I do know the curve is linear similar to what is show below.

 

Here is my question, Given a known charge rate in amps what is the %Vcc of the cap in a given time?

If you are charging with a constant current then VCC doesn't come into it. The voltage will rise at a constant rate (e.g. 1 volt per second).
V = IT/C

 

Yes, but what volts/Time units, I am trying to pin the math down

 

An amp is a coulomb per second. A farad is a volt per coulomb.

 

Yes, but what volts/Time units,

Δv/Δt = I/C (volts per second equals current divided by capacitance).

 

Here is my question, Given a known charge rate in amps what is the %Vcc of the cap in a given time?

Yes, but what volts/Time units, I am trying to pin the math down

The math comes directly from the defining relation for the capacitor.

Q = CV

I = dq/dt = C dv/dt

So

dv / dt = I/C

Note that C has units of farads, which are coulombs/volt. I has units of amperes, which are coulombs/sec. So dividing current by capacitance leaves you with units of volts/sec (or, in general, voltage/time).

If you want to relate this to a fraction of a particular current (Vcc or any other), then you just need to multiply this by 100%/Vcc and you get

d%/dt = (100%·I)/(C·Vcc)

 

A farad is a volt per coulomb.

Note that C has units of farads, which are coulombs/volt.

My bad, I should have looked it up because my off-the-top-of-my-head was backwards. My point was really that, if you follow your units, the math is simple.

 

Thank you everyone who stepped up to help me! When I was a young teen I studied electronics on my own to the point my college courses helped fill in the gaps. If the internet had existed then I would have probably gotten an EE Degree, It really helps when people are willing to explain concepts I missed first time around without being obnoxious about it, I have bookmarked this thread on my personal index for future reference. I suspect it will be as helpful for other people as it has for me. Thank You again. I try to pay it forward with my schematics and articles I write.

 

For some reason, it has always been easiest for me to remember:

It=CV

Rearrange as necessary.

This only works for constant I.

 

There is a PIC module that uses constant current capacitor charging for voltage/timing functions.
http://ww1.microchip.com/downloads/en/appnotes/ctmu 01375a.pdf

 

I am in the middle of an article talking about Constant current source Beginners would not believe how many applications this linear function has for instrumentation circuits including DVM Voltage to digital conversions, I have to wonder what a CC on Inductor curve looks like?

 

I have to wonder what a CC on Inductor curve looks like?
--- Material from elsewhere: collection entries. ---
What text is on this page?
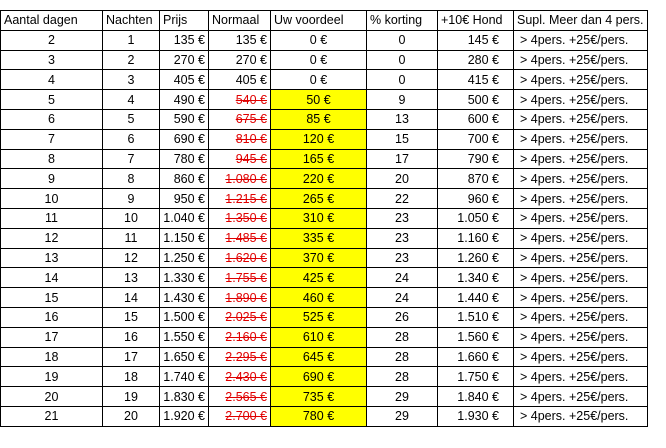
Aantal dagen	Nachten	Prijs	Normaal	Uw voordeel	% korting	+10€ Hond	Supl. Meer dan 4 pers.
2	1	135 €	135 €	0 €	0	145 €	> 4pers. +25€/pers.
3	2	270 €	270 €	0 €	0	280 €	> 4pers. +25€/pers.
4	3	405 €	405 €	0 €	0	415 €	> 4pers. +25€/pers.
5	4	490 €	540 €	50 €	9	500 €	> 4pers. +25€/pers.
6	5	590 €	675 €	85 €	13	600 €	> 4pers. +25€/pers.
7	6	690 €	810 €	120 €	15	700 €	> 4pers. +25€/pers.
8	7	780 €	945 €	165 €	17	790 €	> 4pers. +25€/pers.
9	8	860 €	1.080 €	220 €	20	870 €	> 4pers. +25€/pers.
10	9	950 €	1.215 €	265 €	22	960 €	> 4pers. +25€/pers.
11	10	1.040 €	1.350 €	310 €	23	1.050 €	> 4pers. +25€/pers.
12	11	1.150 €	1.485 €	335 €	23	1.160 €	> 4pers. +25€/pers.
13	12	1.250 €	1.620 €	370 €	23	1.260 €	> 4pers. +25€/pers.
14	13	1.330 €	1.755 €	425 €	24	1.340 €	> 4pers. +25€/pers.
15	14	1.430 €	1.890 €	460 €	24	1.440 €	> 4pers. +25€/pers.
16	15	1.500 €	2.025 €	525 €	26	1.510 €	> 4pers. +25€/pers.
17	16	1.550 €	2.160 €	610 €	28	1.560 €	> 4pers. +25€/pers.
18	17	1.650 €	2.295 €	645 €	28	1.660 €	> 4pers. +25€/pers.
19	18	1.740 €	2.430 €	690 €	28	1.750 €	> 4pers. +25€/pers.
20	19	1.830 €	2.565 €	735 €	29	1.840 €	> 4pers. +25€/pers.
21	20	1.920 €	2.700 €	780 €	29	1.930 €	> 4pers. +25€/pers.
A constant current through an inductor results in zero voltage across it.

For a capacitor,

I = C * dV/dT

and for an inductor,

V = L * dI/dT.

 

But doing a little research it is still a linear line(curve) (1 volt change/sec) / coulomb until it is zero volts?
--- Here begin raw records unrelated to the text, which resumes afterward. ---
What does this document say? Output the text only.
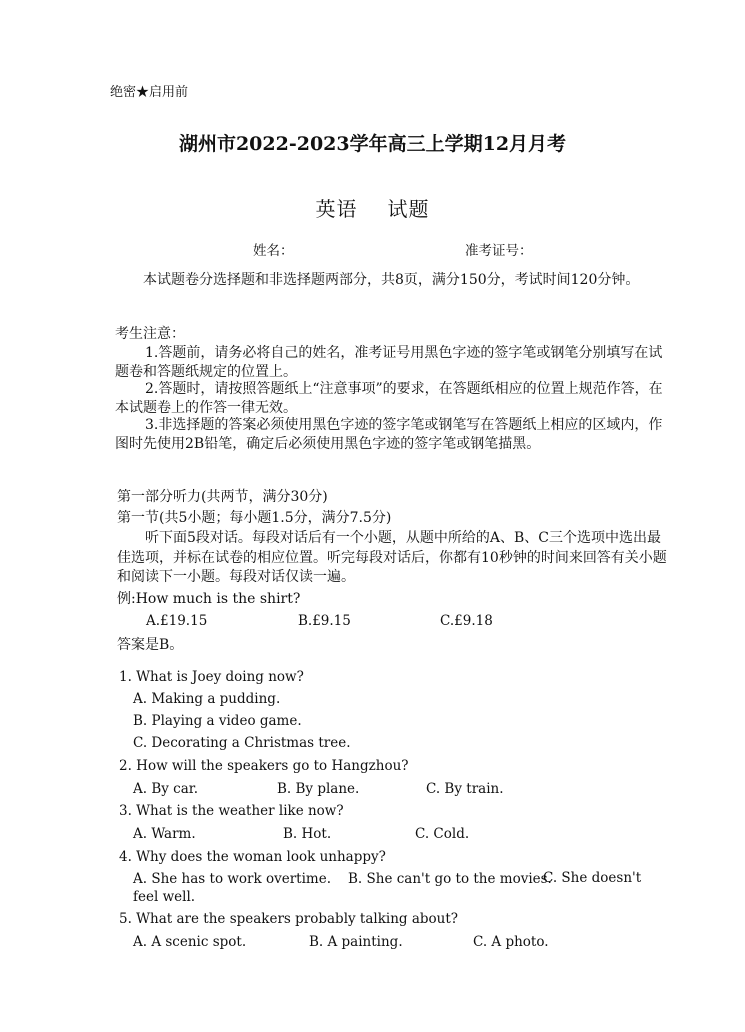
绝密★启用前
湖州市2022-2023学年高三上学期12月月考
英语 试题
姓名：	准考证号：
本试题卷分选择题和非选择题两部分，共8页，满分150分，考试时间120分钟。
考生注意：
1.答题前，请务必将自己的姓名，准考证号用黑色字迹的签字笔或钢笔分别填写在试题卷和答题纸规定的位置上。
2.答题时，请按照答题纸上“注意事项”的要求，在答题纸相应的位置上规范作答，在本试题卷上的作答一律无效。
3.非选择题的答案必须使用黑色字迹的签字笔或钢笔写在答题纸上相应的区域内，作图时先使用2B铅笔，确定后必须使用黑色字迹的签字笔或钢笔描黑。
第一部分听力(共两节，满分30分)
第一节(共5小题；每小题1.5分，满分7.5分)
听下面5段对话。每段对话后有一个小题，从题中所给的A、B、C三个选项中选出最佳选项，并标在试卷的相应位置。听完每段对话后，你都有10秒钟的时间来回答有关小题和阅读下一小题。每段对话仅读一遍。
例:How much is the shirt?
A.£19.15	B.£9.15	C.£9.18
答案是B。
1. What is Joey doing now?
A. Making a pudding.
B. Playing a video game.
C. Decorating a Christmas tree.
2. How will the speakers go to Hangzhou?
A. By car.	B. By plane.	C. By train.
3. What is the weather like now?
A. Warm.	B. Hot.	C. Cold.
4. Why does the woman look unhappy?
A. She has to work overtime. B. She can't go to the movies.
C. She doesn't feel well.
5. What are the speakers probably talking about?
A. A scenic spot.	B. A painting.	C. A photo.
Another instrumentation application, Unless I am mistaken.

 

I am in the middle of an article talking about Constant current source Beginners would not believe how many applications this linear function has for instrumentation circuits including DVM Voltage to digital conversions, I have to wonder what a CC on Inductor curve looks like?

In fact, I "discovered" It=CV in my youth when debugging an ICL7106 circuit. The problem -- which none of the actual engineers or technicians could figure out -- was that the integration cap was saturating at near full-scale input depending on the tolerance of the cap.

 

But doing a little research it is still a linear line(curve) (1 volt change/sec) / coulomb until it is zero volts?

Another instrumentation application, Unless I am mistaken.

WHAT is still a linear line? Are you talking about a capacitor or an inductor, now?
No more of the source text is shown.